Müll und möglicher Leistungsmissbrauch: Stadt sperrt illegale Wohnungen – WAZ


Kaputte Haustüren, offene Kabel im Treppenhaus, Bauschutt und Altmöbel im Hinterhof: Bei einer gemeinsamen Kontrolle hat die Stadt Gelsenkirchen in mehreren Häusern an der Herner Straße, Schalker Straße, Uechtingstraße und Bergmannstraße wieder zahlreiche Mängel gefunden. Sechs Wohnungen darf vorerst niemand mehr nutzen. Das teilte die Verwaltung am Montag (10. August) mit.

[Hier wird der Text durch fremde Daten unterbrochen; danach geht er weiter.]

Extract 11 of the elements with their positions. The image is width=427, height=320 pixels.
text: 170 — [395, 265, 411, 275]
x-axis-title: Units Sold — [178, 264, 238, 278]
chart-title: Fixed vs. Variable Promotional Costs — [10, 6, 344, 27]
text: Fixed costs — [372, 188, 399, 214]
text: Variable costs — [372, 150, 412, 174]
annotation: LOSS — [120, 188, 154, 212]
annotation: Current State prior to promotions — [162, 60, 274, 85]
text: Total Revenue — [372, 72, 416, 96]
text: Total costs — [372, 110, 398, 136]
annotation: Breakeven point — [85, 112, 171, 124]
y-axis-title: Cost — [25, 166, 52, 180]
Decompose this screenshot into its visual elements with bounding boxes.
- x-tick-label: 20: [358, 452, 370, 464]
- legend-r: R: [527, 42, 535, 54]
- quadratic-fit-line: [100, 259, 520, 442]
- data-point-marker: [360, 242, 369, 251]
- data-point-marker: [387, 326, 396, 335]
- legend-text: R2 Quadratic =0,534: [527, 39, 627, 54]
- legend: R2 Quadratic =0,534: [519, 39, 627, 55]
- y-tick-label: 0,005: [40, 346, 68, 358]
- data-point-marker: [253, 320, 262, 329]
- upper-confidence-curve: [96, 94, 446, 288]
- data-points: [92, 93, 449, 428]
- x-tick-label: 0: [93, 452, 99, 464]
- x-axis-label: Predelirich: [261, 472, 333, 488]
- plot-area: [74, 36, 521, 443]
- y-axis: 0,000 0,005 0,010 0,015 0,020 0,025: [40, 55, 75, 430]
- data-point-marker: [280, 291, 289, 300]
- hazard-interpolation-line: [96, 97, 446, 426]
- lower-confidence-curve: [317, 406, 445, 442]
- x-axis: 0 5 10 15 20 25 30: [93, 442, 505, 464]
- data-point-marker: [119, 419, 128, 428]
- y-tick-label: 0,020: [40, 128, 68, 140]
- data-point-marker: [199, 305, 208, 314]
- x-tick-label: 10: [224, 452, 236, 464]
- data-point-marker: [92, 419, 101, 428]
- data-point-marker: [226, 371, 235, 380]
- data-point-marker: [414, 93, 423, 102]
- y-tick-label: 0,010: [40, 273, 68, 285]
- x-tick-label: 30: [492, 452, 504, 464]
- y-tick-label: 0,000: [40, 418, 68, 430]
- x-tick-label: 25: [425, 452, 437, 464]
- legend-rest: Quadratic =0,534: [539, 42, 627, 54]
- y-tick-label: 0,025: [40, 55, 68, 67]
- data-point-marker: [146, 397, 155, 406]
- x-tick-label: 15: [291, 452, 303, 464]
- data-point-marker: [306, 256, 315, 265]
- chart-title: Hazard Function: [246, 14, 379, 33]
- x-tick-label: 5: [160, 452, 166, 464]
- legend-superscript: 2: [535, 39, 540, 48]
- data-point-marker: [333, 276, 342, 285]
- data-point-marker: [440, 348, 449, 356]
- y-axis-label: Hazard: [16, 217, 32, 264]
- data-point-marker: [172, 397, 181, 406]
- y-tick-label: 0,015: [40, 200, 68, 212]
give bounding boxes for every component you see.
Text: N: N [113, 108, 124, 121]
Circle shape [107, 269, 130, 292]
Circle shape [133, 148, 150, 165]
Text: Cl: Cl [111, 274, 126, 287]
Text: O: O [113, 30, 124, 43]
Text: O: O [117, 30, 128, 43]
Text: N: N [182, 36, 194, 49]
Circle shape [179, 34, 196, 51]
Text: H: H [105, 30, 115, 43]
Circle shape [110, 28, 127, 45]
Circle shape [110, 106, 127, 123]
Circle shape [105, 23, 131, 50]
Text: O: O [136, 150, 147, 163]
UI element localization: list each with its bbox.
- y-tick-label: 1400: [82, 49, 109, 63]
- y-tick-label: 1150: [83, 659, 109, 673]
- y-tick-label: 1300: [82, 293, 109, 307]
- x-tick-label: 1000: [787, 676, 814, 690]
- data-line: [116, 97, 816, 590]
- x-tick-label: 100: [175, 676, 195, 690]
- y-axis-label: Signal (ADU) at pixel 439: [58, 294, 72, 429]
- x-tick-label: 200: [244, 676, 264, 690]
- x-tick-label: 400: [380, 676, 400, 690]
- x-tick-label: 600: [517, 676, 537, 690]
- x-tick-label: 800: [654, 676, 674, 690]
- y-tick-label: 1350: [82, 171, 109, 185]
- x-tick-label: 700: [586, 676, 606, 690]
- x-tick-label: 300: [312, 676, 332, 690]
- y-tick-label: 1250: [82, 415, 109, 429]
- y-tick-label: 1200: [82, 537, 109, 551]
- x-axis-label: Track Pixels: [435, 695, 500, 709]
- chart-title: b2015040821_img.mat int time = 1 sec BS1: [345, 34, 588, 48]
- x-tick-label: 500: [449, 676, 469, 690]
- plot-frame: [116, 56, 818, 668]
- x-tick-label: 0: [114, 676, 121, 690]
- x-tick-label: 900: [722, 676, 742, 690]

Im Einsatz waren am Donnerstag, 6. August, der Kommunale Ordnungsdienst, der Verkehrsüberwachungsdienst, die Stadtplanung und die Bauordnung – gemeinsam mit dem Jobcenter, dem Energieversorger ELE und der Polizei.
Sieben der acht Wohnungen konnten die Kontrolleure betreten. Im Treppenhaus schloss die Haustür nicht richtig, im Dachgeschoss war ein Fenster gesplittert. Die Bauordnung leitete Verfahren ein und untersagte die Nutzung von vier Wohnungen: Sie sind nach Angaben der Stadt formell illegal, also ohne die nötige Genehmigung, entstanden. Zudem prüfen Jobcenter und Stadt, ob Bewohner zu Unrecht Sozialleistungen bezogen haben und ob gegen Miet- und Wohnungsaufsichtsrecht verstoßen wurde. Belege dafür stehen bislang aus.
In zwei Häusern an der Schalker Straße stellte die ELE eine Gas- und vier Stromzähler ab. Die Bauordnung sperrte je eine Dachgeschosswohnung und leitete Verfahren wegen der Treppenhäuser ein – dort fanden die Kontrolleure offene Kabel, eine fehlende Absturzsicherung, eine defekte Haustür und brennbares Material.
Ein Anbau im Hinterhof war ohne Genehmigung gebaut worden, ihn muss der Eigentümer abreißen. Weil der Hof mit Bauschutt und Altmöbeln vermüllt ist, informierte die Stadt Gelsendienste und das Umweltreferat. Drei Gewerbebetriebe meldete sie an die Gewerbeabteilung – sie sollen geprüft oder abgemeldet werden. Auch hier hat das Jobcenter mehrere Verdachtsfälle auf Sozialleistungsmissbrauch notiert, der Ordnungsdienst kontrolliert nach.
In einem Haus an der Bergmannstraße stellte die ELE zwei Gaszähler ab. An der Uechtingstraße öffneten vier von acht Wohnungen. Die meisten gemeldeten Bewohner trafen die Kontrolleure an. In einem Fall könnte jemand ohne Erlaubnis länger abwesend gewesen sein – auch das prüft die Stadt.
Rund um die Häuser kontrollierte der Verkehrsüberwachungsdienst den Verkehr. Er sprach 46 Verwarnungen aus und leitete elf Bußgeldverfahren ein, weil Fahrerlaubnisse fehlten oder fehlerhaft waren. Fünf Halter mussten nicht zugelassene Autos von der Straße holen, sechs Fahrzeuge ließ die Stadt abschleppen, weil sie den Verkehr behinderten.